Did my colleague intend to offend me by his comment? I don’t think so. But that’s how implicit bias works. If we are not in tune with our personal biases and how to stop biased thinking as it occurs, those thoughts will eventually be expressed in the open. I felt empowered after speaking to my colleague that day and it helped prepare me for future encounters, as I began to see incidents where I was reminded of my skin color as opportunities to intervene, rather than as burdens.
Early in my career, I experienced the friction that can come from leading these discussions and acknowledge that at times it comes with personal costs. In the past, I felt isolated when colleagues tried to discourage me from having discussions at our program about racism and felt misunderstood when sharing my personal experiences with racism. I even felt overlooked when leadership opportunities became available and wondered if that had to do with my race. I started thinking, “Why do I always have to be the one initiating conversations about racism and biases?” until I shifted my focus to what was most important for our patients. Our patients need providers who understand the racial factors affecting their health and who can address them in an equitable way, limiting bias. As program director, I’ve found ways to teach our physician team that learning about the impact of racism is imperative to addressing the health disparities that our patients face. I teach that these disparities can be addressed through individual patient encounters, mentoring underrepresented minority residents, implementing curricular changes in our community medicine education, enhancing community engagement activities, and leading related resident didactics and faculty development sessions.
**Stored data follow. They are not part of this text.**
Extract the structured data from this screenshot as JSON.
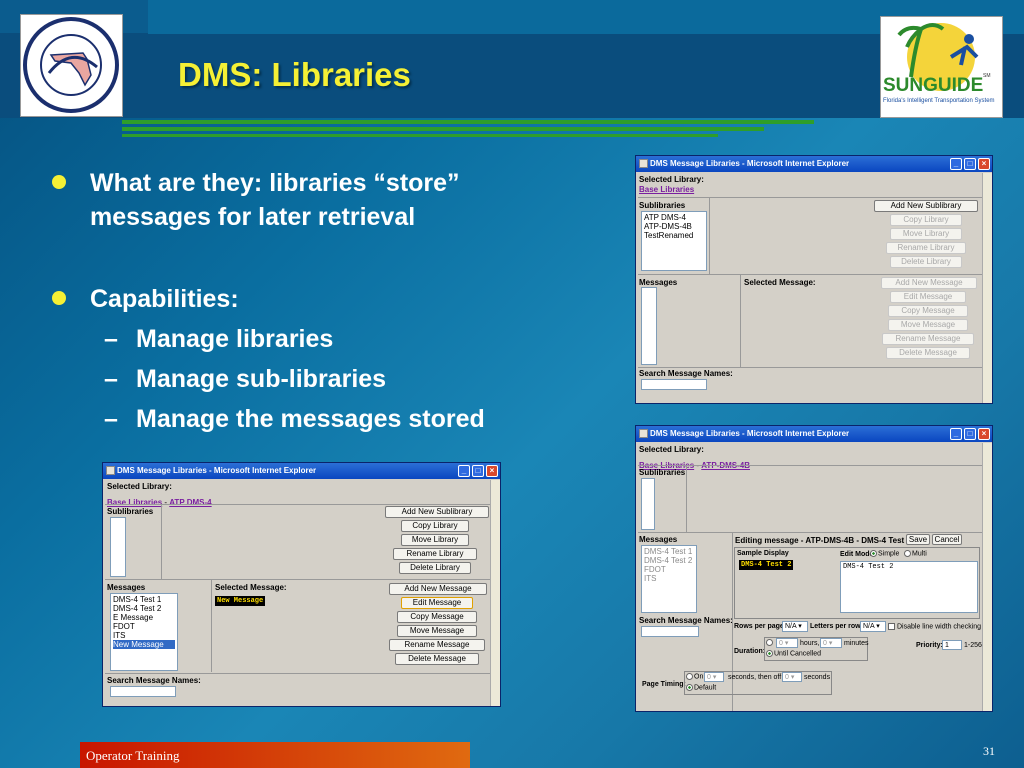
{
  "slide": {
    "title": "DMS: Libraries",
    "footer": "Operator Training",
    "page": "31",
    "bullets": [
      {
        "line1": "What are they: libraries “store”",
        "line2": "messages for later retrieval"
      },
      {
        "line1": "Capabilities:"
      }
    ],
    "subs": [
      "Manage libraries",
      "Manage sub-libraries",
      "Manage the messages stored"
    ],
    "dash": "–",
    "logo_fdot": "STATE OF FLORIDA • DEPARTMENT OF TRANSPORTATION",
    "logo_sun": "SUNGUIDE",
    "logo_sun_sm": "SM",
    "logo_sun_tag": "Florida's Intelligent Transportation System"
  },
  "colors": {
    "title": "#f5f035",
    "bullet": "#f5f035",
    "rule": "#2e9e2a",
    "footer": "#c81500",
    "link": "#7a1fa0",
    "titlebar": "#0a46c0"
  },
  "win_top": {
    "title": "DMS Message Libraries - Microsoft Internet Explorer",
    "selected_library": "Selected Library:",
    "path": "Base Libraries",
    "sublibraries": "Sublibraries",
    "sub_items": [
      "ATP DMS-4",
      "ATP-DMS-4B",
      "TestRenamed"
    ],
    "lib_buttons": [
      "Add New Sublibrary",
      "Copy Library",
      "Move Library",
      "Rename Library",
      "Delete Library"
    ],
    "messages": "Messages",
    "selected_message": "Selected Message:",
    "msg_buttons": [
      "Add New Message",
      "Edit Message",
      "Copy Message",
      "Move Message",
      "Rename Message",
      "Delete Message"
    ],
    "search": "Search Message Names:"
  },
  "win_left": {
    "title": "DMS Message Libraries - Microsoft Internet Explorer",
    "selected_library": "Selected Library:",
    "path1": "Base Libraries",
    "sep": " - ",
    "path2": "ATP DMS-4",
    "sublibraries": "Sublibraries",
    "lib_buttons": [
      "Add New Sublibrary",
      "Copy Library",
      "Move Library",
      "Rename Library",
      "Delete Library"
    ],
    "messages": "Messages",
    "msg_items": [
      "DMS-4 Test 1",
      "DMS-4 Test 2",
      "E Message",
      "FDOT",
      "ITS",
      "New Message"
    ],
    "selected_message": "Selected Message:",
    "preview": "New Message",
    "msg_buttons": [
      "Add New Message",
      "Edit Message",
      "Copy Message",
      "Move Message",
      "Rename Message",
      "Delete Message"
    ],
    "search": "Search Message Names:"
  },
  "win_bottom": {
    "title": "DMS Message Libraries - Microsoft Internet Explorer",
    "selected_library": "Selected Library:",
    "path1": "Base Libraries",
    "sep": " - ",
    "path2": "ATP-DMS-4B",
    "sublibraries": "Sublibraries",
    "messages": "Messages",
    "msg_items": [
      "DMS-4 Test 1",
      "DMS-4 Test 2",
      "FDOT",
      "ITS"
    ],
    "editing": "Editing message - ATP-DMS-4B - DMS-4 Test 2",
    "save": "Save",
    "cancel": "Cancel",
    "sample_display": "Sample Display",
    "sample_text": "DMS-4 Test 2",
    "edit_mode": "Edit Mode",
    "simple": "Simple",
    "multi": "Multi",
    "editor_text": "DMS-4 Test 2",
    "search": "Search Message Names:",
    "rows_per_page": "Rows per page:",
    "rows_val": "N/A",
    "letters_per_row": "Letters per row:",
    "letters_val": "N/A",
    "line_width": "Disable line width checking",
    "duration": "Duration:",
    "hours_val": "0",
    "hours": "hours,",
    "minutes_val": "0",
    "minutes": "minutes",
    "until_cancelled": "Until Cancelled",
    "priority": "Priority:",
    "priority_val": "1",
    "priority_range": "1-256",
    "page_timing": "Page Timing:",
    "on": "On",
    "on_val": "0",
    "then_off": "seconds, then off",
    "off_val": "0",
    "seconds": "seconds",
    "default": "Default"
  }
}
It took some time before any formal teaching occurred in my program after my implicit bias incident. I was a more junior faculty member when the event took place. However, 1 year later, I became the program director and started making small changes within our program, teaching more on our underserved patient population and health disparities. I later hosted discussions regarding the physician role and the Black Lives Matter movement, facilitated a clinic-wide viewing of the Milwaukee 53206 documentary (set in my childhood neighborhood) highlighting inequities in incarceration rates and poverty and allowed for a new resident-led social justice group. In 2017, I partnered with another physician working in a similar residency program setting (who is also an underrepresented minority) and we developed a workshop on racism that we facilitated at both of our programs this past year.
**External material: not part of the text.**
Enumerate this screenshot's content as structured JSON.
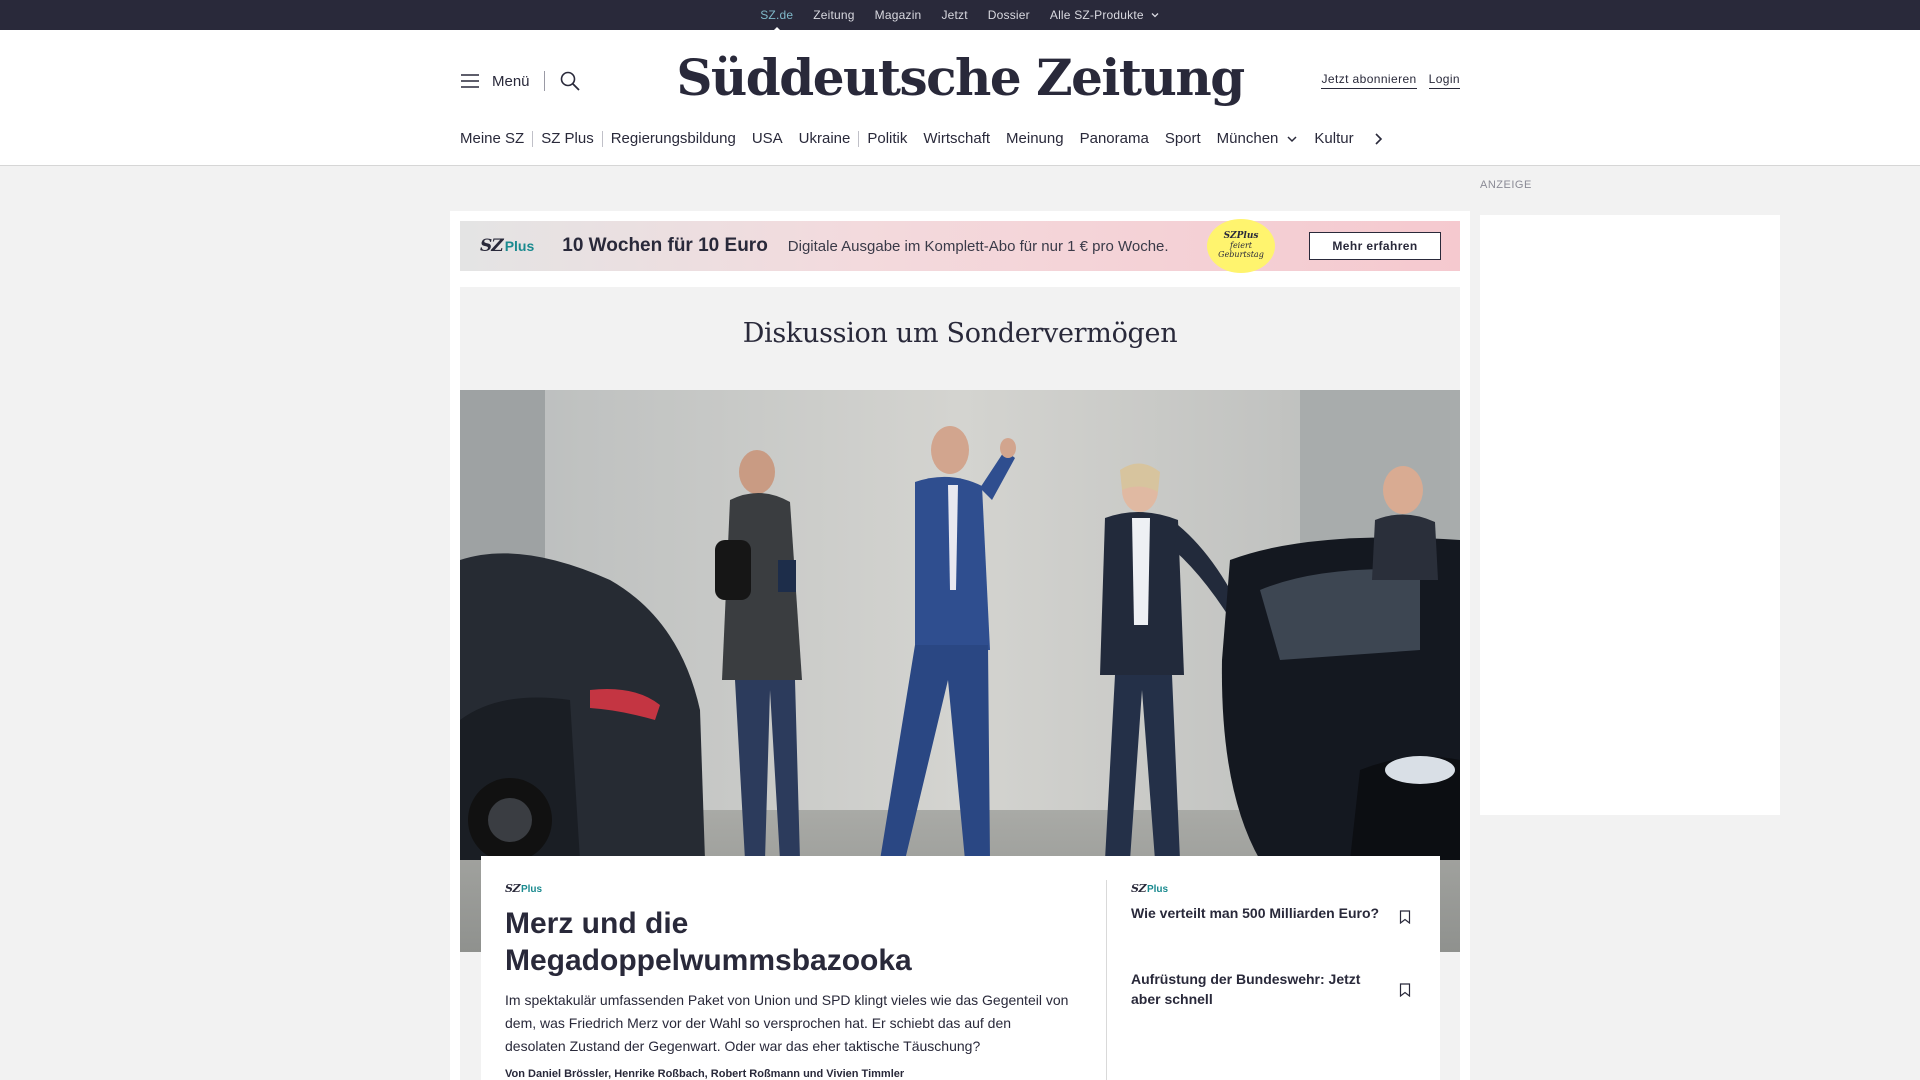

It has been heartening to see the influence of efforts in these areas, as our residents and faculty have taken steps to learn, discuss, teach, and practice medicine with better understanding of racism and bias. In some ways, I have come to accept being the Lonely Only, now willing to share my experiences as an African-American physician, because for our program, racism has become a topic that is open for discussion and intervention. I have learned how to navigate being a Lonely Only through seeking opportunities to build skills to recognize unresolved emotions and by using coaching, mentoring, and other resources when confronting racism, both indirectly and directly. I have chosen to fully embrace the responsibilities of being the Lonely Only, as the downstream impacts of my efforts can have enormous implications for the care of my patients and the health of my clinic community.